Now here's where Liz just becomes completely incoherent. Terrorists don't care about any of that stuff. Individual terrorist groups may be concerned that their women are getting too liberated or that some of the people in their country have the incorrect religious opinions, but the idea that terrorists as a whole, even just the ones fighting US troops in Iraq, have a coherent set of political “platforms” or even opinions is just crazy. That sort of viewpoint takes wild, insane conspiracy theories to new heights of lunacy.
What about Iran?
What about it? Iran's nuclear program isn't going to produce anything for another decade at least and there simply isn't any evidence that Iran is seriously contributing to the Iraq War. Iran will wait until George W Bush leaves office, at which point the US can fashion a sane and sensible policy.
[US soldiers] know that free people must fight to defend their freedom.
Are the Iraqis free or are they being occupied by US troops? Iraqis seem to feel that it's the latter, that they're living under an occupation. If Iraqis had control of their own country and invited Americans in that would be a different situation entirely.

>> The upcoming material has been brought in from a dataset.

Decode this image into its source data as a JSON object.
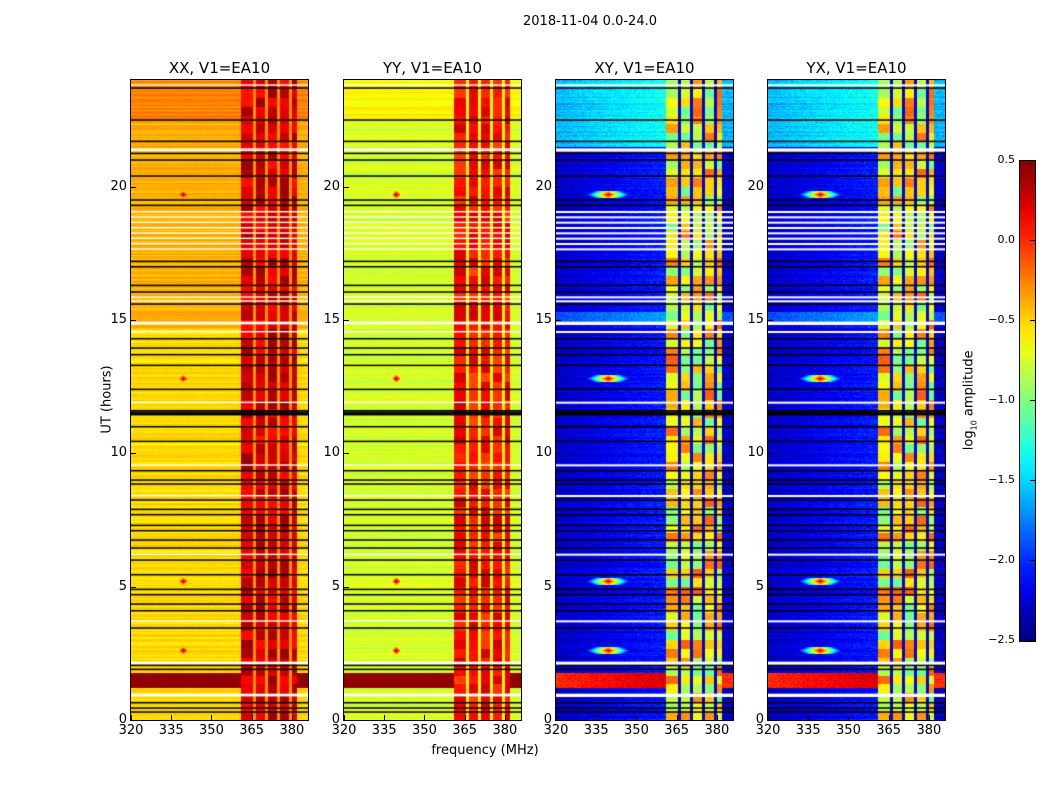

American troops will win if we show even one-tenth the courage here at home that they show every day on the battlefield.
It takes very considerably more than courage to win a guerrilla war. Iraq is not your basic, classic, straightforward battlefield. An occupier in a guerrilla war requires at least 15 soldiers for every 1,000 civilians. The US currently has about five soldiers per 1,000 Iraqi civilians, about a third of what's needed at the minimum. Is the US capable of raising enough soldiers through a draft? We'll never know because Republicans have refused to even raise the issue and Democrats have no mandate to do so.
Victory is the only option. We must have the fortitude and the courage to do what it takes. In the words of Winston Churchill, we must deserve victory.
We must be in it to win.
Very stirring and heartfelt words, but “victory” ain't gonna happen. The US is not willing to do what it takes, heck, the Bush family is not willing to do what it takes. President Bush refuses to attend the funerals of any soldiers, his wife refuse to be photographed visiting wounded soldiers in the hospital and Bush's two healthy, military-age daughters are still not in uniform. There's simply no way Americans are going to make any serious sacrifices for the Iraq War until the First Family does.